I walked past that shop-window again in August with H., the santon had been replaced by an angel (which looked almost as good) but the shop itself was closed. Then last week, while visiting my best friend and looking for a present, I walked back there, hoping to get one of those if I could. To my delight the shepherd which had been displayed in the window several months before was still there, tucked away in a corner. Trembling with excitement, it took me about 30 seconds to purchase it. My best friend and I were both quite excited because we both found the statue stunning. And, because she's nice and because it's true, she said it reminded her of my lovely fiance, who is also full of that same tenderness.
A day later, H. unpacked it, and loved it. But strangely I found it less jaw-droppingly stunning in H.'s living room than I had when it was at the centre of a shop window on the Rue du Pont Louis Philippe. And I felt a bit strange for having brought it into private ownership, it seemed to belong on the Rue du Pont Louis Philippe where it had literally glowed. In H.'s living room it was just a pretty statue, which looked a little sterner, and a little bored. I'm sure shop lighting had a bit to do with it.
Then I thought about all the other passer-bys on that street, who maybe had once interacted with the statue of a good shepherd who would leave behind ninety-nine sheeps to go look out for a lost one.
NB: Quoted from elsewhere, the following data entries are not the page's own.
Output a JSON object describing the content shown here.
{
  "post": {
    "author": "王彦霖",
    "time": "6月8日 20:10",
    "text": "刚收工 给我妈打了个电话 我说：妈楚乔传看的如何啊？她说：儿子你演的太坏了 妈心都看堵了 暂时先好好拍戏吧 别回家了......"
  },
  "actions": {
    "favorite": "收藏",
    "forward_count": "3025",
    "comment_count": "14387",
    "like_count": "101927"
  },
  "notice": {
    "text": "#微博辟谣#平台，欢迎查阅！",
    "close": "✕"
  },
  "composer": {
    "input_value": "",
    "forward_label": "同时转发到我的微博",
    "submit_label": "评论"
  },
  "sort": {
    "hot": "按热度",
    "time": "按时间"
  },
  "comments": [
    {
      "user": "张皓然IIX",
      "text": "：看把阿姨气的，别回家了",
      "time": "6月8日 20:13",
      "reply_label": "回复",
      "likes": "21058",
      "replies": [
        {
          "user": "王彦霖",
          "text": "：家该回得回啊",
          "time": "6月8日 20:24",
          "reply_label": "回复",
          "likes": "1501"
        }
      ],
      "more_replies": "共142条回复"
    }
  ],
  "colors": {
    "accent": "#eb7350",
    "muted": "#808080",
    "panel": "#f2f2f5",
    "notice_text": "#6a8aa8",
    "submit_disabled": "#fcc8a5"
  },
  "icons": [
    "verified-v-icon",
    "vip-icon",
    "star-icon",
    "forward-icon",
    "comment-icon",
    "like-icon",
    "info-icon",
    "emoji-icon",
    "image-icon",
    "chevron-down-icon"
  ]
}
Jesus for once not depicted dying on a cross, but tenderly caring for the oddball sheep. I thought about Rue du Pont Louis Philippe, a street which had been the centre of the jewish community, and from whose flats children and adults had been sent out to die, less than seventy years ago. The Rue du Pont Louis Philippe, in whose letterboxes came the last postcards of young dads who knew that they would never see their families again, and who hoped against hope, and prayed to God, for their wife and children to live.
The Rue du Pont Louis Philippe finally, now at the centre of the fashionable gay district, a pretty posh street, but I could imagine quite a few sad souls, me included, walking past on some nondescript days, wondering if God's tenderness was for them also.
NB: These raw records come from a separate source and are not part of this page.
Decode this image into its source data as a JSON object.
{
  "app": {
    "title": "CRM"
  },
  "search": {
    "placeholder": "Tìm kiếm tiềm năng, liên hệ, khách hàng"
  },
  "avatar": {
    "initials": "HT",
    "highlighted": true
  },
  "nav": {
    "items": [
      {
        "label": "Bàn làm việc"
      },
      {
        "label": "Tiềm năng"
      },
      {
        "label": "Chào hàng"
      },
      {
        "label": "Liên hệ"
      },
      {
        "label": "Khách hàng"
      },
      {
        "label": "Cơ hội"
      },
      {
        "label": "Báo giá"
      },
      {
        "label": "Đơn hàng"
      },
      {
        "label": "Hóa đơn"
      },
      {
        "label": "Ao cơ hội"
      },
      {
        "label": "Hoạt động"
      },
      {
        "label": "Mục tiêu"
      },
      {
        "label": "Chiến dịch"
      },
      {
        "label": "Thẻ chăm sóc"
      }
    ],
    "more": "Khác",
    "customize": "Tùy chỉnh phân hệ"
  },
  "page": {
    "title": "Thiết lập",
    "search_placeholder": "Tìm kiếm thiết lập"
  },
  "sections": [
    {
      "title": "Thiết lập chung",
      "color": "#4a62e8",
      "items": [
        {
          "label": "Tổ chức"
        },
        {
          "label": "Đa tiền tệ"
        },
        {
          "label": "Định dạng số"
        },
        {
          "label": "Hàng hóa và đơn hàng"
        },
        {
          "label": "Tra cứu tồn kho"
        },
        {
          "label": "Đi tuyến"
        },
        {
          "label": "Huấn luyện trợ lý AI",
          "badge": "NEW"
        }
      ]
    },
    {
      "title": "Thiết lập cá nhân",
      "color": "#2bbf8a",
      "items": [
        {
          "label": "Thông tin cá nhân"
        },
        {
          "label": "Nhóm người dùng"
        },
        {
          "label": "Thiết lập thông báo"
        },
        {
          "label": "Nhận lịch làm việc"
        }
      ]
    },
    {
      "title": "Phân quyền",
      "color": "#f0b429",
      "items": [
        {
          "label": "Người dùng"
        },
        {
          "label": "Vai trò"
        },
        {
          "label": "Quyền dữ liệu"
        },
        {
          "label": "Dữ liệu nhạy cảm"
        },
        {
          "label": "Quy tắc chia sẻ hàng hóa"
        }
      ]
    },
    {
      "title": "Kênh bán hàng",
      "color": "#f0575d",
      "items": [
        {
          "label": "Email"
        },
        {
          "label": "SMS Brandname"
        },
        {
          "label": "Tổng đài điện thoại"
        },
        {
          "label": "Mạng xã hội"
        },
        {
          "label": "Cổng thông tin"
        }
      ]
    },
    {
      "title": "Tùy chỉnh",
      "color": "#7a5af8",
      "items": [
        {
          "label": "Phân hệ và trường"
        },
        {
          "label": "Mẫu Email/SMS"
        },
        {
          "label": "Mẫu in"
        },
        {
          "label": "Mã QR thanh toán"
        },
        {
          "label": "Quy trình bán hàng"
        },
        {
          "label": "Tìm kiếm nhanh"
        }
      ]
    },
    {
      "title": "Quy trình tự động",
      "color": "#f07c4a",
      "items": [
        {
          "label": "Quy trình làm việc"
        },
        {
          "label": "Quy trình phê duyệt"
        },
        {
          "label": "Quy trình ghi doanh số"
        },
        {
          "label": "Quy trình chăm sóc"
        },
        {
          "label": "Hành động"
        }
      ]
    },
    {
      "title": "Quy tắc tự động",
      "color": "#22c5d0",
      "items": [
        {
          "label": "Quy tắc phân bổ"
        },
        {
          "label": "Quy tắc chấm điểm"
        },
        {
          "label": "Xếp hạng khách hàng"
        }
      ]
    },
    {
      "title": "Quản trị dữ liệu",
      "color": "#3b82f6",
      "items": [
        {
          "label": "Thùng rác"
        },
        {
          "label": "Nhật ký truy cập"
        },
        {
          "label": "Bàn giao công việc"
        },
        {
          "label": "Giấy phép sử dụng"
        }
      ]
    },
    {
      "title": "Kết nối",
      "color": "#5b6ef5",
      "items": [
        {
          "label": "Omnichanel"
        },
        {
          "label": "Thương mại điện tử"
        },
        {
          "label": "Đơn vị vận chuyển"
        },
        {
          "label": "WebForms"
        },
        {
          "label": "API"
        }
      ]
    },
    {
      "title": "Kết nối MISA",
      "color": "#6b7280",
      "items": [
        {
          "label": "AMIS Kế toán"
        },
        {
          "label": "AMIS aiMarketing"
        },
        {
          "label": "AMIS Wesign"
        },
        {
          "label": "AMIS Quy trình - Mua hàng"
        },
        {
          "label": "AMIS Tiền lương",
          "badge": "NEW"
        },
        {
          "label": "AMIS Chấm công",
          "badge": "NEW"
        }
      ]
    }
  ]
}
I wasn't the worst person to take the little statue out of the Rue du Pont Louis Philippe. For one, it was no longer on display in that window. It might be produced as part of a series and there might be several more of it. And then of course I gave it to an Anglican priest. I wonder if someone will interact with it again. I'm really not into auras and things like that, and it's embarassing to write this, but that little statue seems to say, sadly almost, "I was the good shepherd statue of the Rue du Pont Louis Philippe". And this gives art, and material culture, a whole new angle.
(grrrr... I'm ambivalent about this post. I don't like writing cute reflexions that end up sounding like Zondervan fodder, but I'm unwilling to take the post off, because it's got something in it that is quite important and that I like, though I don't really know what it is. I wish I could postface it with Hemingway's scathing observations of the way in which the rich and comfortable kill art. It's at the end of A Moveable Feast. But I don't have the text with me and it's not available online.)